Halo TV series trailer: A new alternate series timeline, a new Chief voice
After years of teases, announcements, and false starts, a Halo TV series starring Master Chief is finally on the verge of existing—and its first substantial, dialogue-filled trailer landed on Sunday.
The flashy, two-minute trailer arrived days after a major announcement last week from Halo's narrative handlers at 343 Industries: This new TV series, exclusive to Paramount+, will not be part of the game series' official canon. That might have been good information to include in the trailer itself, as fans may have missed the memo and wondered why this trailer rewrites a couple of plot cornerstones.
Longtime series scribe Frank O'Connor described the creative decision behind moving the TV series forward with a mix of familiar and brand-new plot elements. "We want to use the existing Halo lore, history, canon, and characters wherever they make sense for a linear narrative but also separate the two distinctly so that we don’t invalidate the core canon or do unnatural things to force a first-person video game into an ensemble TV show," he wrote. O'Connor said that all things Halo up until this point, including games, comics, novels, and online errata, count as "core canon" for the series, while the TV show will exist as a "parallel, similar, but separate timeline," officially dubbed the "Silver timeline."
The trailer is full of familiar Halo elements, not only the seemingly endless humans-versus-aliens battle of the UNSC and the Covenant but also the recognizable weapons, vehicles, and otherworldly armor on each side of the conflict. Yet the trailer showcases more brand-new characters than existing ones, with Master Chief (Pablo Schreiber, American Gods) and Dr. Catherine Halsey (Natascha McElhone, Californication) surrounded primarily by a new "Silver Team" of Spartan super-soldiers: Kai-125, Soren-066, and Vannak-134. Prepare yourself to hear John-117 (i.e., Master Chief) voiced by someone other than Steve Downes—though, to his credit, Schreiber does a fine job sounding gravelly and war-weary in this trailer.
One other familiar Halo face shows up briefly: Cortana, Master Chief's longtime digital assistant. But while the TV version of Cortana is voiced and visually modeled after the character's in-game voice actor, Jen Taylor, her TV-series introduction as a CGI character suffers from awkward, uncanny-valley presentation, with none of the character's typical blue coloration or see-through, hologram-like effects. Perhaps Paramount+ is saving some trippy Cortana effects for the series' March 24 debut.
As far as Halo lore is concerned, this trailer makes a few massive changes that befit a new, parallel timeline. The biggest comes from Master Chief apparently discovering a Halo Array by touching and interfacing with an underground artifact at a Covenant excavation site, as opposed to the simpler "crashed on a Halo" angle of the series' first video game. Speaking of origins, the trailer also hints at a deeper, darker look at the Spartan super-soldier project, which has always been a remarkably dark "train children at a young age" plot wrinkle that the games shrug off. (O'Connor suggests that the TV series will reveal this "dark" content "through the eyes of the kids who experienced it" and "the adults tasked with making it happen.")

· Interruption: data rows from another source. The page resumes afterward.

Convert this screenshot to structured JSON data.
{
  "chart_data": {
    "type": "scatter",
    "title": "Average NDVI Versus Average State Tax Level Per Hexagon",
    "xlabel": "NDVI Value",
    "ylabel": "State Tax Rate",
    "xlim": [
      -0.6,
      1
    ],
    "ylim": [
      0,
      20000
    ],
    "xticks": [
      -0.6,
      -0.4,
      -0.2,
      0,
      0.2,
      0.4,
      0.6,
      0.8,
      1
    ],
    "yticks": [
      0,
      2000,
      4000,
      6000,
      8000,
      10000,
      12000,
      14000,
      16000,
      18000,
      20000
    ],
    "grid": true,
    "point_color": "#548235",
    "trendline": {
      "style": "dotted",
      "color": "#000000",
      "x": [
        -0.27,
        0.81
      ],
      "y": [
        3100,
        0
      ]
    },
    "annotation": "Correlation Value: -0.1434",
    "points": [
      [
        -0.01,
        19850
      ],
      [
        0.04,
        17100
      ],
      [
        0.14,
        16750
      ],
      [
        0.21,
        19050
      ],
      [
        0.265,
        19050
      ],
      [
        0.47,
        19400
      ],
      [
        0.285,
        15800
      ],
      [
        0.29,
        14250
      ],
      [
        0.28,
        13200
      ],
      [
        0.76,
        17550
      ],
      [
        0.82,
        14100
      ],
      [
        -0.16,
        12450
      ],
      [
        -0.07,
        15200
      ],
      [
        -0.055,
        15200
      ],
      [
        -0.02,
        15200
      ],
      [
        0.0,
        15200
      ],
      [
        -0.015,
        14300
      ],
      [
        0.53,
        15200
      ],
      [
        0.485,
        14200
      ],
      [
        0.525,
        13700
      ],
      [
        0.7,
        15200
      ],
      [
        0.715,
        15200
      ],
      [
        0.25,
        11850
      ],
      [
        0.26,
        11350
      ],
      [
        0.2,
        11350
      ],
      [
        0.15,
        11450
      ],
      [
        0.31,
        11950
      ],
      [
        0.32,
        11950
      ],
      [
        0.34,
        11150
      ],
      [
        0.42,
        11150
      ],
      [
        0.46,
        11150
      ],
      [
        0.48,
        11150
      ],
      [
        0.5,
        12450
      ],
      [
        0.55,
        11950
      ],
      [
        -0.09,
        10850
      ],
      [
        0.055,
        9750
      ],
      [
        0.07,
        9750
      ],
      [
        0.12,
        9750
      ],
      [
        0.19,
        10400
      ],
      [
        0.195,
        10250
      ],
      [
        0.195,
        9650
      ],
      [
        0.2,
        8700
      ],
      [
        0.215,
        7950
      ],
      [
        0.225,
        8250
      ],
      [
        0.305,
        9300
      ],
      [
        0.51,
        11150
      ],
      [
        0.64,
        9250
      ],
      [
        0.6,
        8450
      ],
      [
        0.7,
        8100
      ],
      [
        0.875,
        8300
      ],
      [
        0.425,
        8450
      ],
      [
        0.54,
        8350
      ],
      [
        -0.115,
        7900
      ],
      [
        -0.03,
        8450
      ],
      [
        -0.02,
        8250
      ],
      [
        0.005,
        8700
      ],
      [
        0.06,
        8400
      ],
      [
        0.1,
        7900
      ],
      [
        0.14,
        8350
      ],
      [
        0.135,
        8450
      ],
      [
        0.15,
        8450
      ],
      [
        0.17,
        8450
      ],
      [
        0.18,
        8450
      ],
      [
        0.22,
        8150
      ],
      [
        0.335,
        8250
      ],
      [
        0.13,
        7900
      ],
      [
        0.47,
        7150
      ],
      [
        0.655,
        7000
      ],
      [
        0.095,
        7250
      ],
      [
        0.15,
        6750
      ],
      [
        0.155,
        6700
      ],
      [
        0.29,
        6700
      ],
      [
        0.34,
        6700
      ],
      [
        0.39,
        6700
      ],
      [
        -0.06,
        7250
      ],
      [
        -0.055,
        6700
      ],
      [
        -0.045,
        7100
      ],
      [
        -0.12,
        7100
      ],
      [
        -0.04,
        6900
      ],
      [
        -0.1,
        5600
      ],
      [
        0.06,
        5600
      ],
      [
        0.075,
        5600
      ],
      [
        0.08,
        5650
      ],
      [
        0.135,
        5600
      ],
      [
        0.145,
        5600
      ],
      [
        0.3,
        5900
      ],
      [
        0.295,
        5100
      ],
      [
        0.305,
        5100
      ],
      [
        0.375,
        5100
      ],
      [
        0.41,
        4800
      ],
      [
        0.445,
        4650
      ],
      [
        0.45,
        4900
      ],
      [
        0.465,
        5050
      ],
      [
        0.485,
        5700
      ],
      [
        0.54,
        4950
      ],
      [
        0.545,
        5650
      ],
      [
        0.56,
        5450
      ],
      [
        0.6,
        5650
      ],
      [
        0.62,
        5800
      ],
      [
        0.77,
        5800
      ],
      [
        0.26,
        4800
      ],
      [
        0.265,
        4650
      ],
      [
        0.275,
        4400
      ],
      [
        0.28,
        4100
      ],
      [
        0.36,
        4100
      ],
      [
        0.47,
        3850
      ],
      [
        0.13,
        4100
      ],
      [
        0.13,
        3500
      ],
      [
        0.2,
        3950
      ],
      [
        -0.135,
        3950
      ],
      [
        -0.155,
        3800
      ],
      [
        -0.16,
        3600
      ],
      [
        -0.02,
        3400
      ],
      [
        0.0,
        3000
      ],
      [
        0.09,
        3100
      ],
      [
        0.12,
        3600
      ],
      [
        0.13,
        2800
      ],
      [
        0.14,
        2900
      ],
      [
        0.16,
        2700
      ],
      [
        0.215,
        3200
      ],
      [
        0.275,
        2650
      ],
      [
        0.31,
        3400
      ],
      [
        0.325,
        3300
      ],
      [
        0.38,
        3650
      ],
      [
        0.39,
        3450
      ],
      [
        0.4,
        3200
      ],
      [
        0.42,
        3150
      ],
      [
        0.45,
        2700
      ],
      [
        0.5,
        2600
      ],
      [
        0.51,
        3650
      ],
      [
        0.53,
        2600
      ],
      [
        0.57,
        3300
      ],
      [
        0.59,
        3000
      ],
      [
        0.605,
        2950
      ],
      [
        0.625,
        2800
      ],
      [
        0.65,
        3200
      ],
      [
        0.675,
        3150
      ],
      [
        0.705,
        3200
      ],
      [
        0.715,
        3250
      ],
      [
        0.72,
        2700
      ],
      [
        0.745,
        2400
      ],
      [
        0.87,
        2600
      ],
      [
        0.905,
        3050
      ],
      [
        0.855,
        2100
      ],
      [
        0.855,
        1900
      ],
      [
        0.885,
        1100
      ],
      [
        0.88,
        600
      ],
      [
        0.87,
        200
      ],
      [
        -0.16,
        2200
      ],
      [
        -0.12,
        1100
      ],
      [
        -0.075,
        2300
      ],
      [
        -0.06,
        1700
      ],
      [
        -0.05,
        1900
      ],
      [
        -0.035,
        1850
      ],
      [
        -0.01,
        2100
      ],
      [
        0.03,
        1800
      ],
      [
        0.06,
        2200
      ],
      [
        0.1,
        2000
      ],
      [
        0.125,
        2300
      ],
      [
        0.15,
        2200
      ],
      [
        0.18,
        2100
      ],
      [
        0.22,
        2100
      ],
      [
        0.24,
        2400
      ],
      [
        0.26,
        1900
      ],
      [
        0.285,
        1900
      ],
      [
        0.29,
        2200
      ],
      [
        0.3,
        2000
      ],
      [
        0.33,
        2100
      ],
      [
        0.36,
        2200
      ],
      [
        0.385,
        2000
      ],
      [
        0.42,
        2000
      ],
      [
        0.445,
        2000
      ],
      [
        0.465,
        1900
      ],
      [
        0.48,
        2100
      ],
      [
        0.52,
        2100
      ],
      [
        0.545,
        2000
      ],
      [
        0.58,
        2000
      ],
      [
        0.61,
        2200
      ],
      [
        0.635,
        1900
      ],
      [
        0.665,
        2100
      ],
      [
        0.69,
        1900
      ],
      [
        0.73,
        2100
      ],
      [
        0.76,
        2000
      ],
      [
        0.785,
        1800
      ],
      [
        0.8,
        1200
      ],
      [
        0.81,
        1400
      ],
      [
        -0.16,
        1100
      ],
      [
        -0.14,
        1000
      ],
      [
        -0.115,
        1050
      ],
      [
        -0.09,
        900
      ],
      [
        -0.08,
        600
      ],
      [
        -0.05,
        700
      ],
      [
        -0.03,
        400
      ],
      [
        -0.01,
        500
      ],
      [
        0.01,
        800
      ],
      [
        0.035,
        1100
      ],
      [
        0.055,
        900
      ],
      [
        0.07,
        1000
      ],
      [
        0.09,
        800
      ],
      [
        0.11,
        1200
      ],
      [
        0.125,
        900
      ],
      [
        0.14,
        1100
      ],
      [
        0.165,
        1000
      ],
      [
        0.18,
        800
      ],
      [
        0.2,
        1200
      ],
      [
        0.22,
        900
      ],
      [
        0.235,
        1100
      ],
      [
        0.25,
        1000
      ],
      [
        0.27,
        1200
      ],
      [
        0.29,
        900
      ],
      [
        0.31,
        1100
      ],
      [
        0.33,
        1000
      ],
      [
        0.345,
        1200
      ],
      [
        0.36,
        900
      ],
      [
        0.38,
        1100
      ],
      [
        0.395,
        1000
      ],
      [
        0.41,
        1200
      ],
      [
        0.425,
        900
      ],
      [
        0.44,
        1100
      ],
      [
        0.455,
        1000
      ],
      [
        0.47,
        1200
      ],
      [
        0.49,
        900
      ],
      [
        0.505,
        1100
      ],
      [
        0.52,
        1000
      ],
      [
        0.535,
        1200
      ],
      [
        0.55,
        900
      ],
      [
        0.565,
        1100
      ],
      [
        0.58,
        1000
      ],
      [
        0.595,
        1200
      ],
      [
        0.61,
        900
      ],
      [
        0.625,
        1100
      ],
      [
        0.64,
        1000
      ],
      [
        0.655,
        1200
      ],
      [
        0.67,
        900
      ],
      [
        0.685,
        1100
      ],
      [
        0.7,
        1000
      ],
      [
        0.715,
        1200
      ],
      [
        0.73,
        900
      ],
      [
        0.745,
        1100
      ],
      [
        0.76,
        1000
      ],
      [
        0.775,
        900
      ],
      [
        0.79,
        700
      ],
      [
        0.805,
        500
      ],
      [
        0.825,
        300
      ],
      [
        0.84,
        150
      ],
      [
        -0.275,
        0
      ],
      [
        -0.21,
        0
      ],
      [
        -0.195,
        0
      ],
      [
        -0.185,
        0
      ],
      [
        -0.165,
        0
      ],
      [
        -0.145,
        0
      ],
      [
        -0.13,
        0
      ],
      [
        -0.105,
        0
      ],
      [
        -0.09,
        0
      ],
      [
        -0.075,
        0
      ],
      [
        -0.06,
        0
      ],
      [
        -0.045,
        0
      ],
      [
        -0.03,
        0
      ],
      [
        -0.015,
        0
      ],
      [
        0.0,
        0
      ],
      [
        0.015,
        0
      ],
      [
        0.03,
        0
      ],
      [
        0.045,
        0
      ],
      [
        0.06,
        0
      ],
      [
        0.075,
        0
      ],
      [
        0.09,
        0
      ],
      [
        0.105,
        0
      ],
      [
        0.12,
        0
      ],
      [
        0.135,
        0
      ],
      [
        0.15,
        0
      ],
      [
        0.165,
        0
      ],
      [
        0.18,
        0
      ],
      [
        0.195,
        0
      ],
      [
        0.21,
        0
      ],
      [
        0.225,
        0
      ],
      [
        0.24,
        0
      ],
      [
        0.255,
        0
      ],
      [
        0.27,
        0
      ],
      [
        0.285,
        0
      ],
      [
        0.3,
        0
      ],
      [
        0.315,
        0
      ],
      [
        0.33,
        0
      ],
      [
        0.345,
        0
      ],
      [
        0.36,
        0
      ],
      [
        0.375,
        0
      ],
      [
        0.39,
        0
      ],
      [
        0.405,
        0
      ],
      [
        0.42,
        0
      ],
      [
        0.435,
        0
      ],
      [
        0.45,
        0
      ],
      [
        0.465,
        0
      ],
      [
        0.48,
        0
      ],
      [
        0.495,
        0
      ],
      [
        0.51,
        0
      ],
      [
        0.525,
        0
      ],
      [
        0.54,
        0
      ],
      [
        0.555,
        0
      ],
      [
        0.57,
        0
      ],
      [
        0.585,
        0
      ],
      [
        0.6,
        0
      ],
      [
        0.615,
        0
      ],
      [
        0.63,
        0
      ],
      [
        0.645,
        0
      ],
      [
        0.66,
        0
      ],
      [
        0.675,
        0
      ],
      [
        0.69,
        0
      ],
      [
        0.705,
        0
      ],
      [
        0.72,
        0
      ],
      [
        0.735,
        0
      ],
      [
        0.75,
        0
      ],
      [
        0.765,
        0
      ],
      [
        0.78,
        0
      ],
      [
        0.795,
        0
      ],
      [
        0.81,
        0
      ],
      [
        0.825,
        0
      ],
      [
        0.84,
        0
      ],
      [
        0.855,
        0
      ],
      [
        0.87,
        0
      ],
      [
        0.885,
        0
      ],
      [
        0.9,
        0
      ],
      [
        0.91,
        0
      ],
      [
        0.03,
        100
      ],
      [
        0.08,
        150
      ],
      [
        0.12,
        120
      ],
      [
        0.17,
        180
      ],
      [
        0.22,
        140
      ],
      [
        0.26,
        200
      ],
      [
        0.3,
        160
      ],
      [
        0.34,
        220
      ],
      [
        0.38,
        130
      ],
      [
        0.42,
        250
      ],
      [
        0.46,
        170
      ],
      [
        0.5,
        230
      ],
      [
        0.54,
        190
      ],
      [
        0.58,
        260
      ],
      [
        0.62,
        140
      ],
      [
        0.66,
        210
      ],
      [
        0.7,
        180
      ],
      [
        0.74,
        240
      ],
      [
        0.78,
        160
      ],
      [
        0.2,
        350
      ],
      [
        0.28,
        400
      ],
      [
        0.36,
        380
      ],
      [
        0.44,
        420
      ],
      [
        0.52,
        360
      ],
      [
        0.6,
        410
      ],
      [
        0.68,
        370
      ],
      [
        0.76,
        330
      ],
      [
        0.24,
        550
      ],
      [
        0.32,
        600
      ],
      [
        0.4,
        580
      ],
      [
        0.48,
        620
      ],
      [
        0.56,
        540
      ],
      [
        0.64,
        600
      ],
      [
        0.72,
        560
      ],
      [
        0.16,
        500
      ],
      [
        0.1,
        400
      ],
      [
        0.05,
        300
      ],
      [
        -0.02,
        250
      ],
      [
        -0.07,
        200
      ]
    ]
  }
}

The trailer also fast-forwards to a version of Halo 5's central conflict—that the UNSC powers-that-be have become concerned about Master Chief going "rogue." Perhaps his discovery of the Halo Array doesn't align with human military forces' concept of a "need-to-know" basis—but at the very least, the trailer's brief hint at this tension suggests a larger role for the character of Dr. Halsey. We hope both the script and McElhone's performance elevate a character who has generally been stuck on the sidelines in the game series.
While Chief and friends are seen waging war against Covenant baddies—whose CGI constructions are arguably the coolest-looking parts of the trailer—the TV series introduces an entirely new human ally of the Covenant who wraps her foes in weird tentacle-like traps and whispers that they should "surrender to the Covenant." It's hard not to see this new character as a way to save on the CGI budget and have a human actor in place of an entirely CGI one, but perhaps Paramount+ will surprise us on that front.
If Paramount+ and 343I wanted to blow away fans with a TV reveal stunner, however, this trailer wasn't exactly it. Some of the framing of battles and explosions suggests a limited soundstage for live-action sequences, all augmented with CGI, as opposed to anything that looks as sweeping and epic as an average Halo video game battle. And the aesthetic limits aren't helped by the trailer putting a Phil Collins cover song over the iconic Halo theme. That said, we've seen clever, limited CGI work well in recent years, particularly on The Mandalorian, so we'll keep our fingers crossed that this brand-new Halo interpretation makes the most of its modest reach. And compared to other ho-hum live-action Halo efforts, particularly Forward Unto Dawn, it looks like this one will establish some considerable stakes with the popular Master Chief character.
Either way, we won't have long to wait for the results; the series will debut in late March.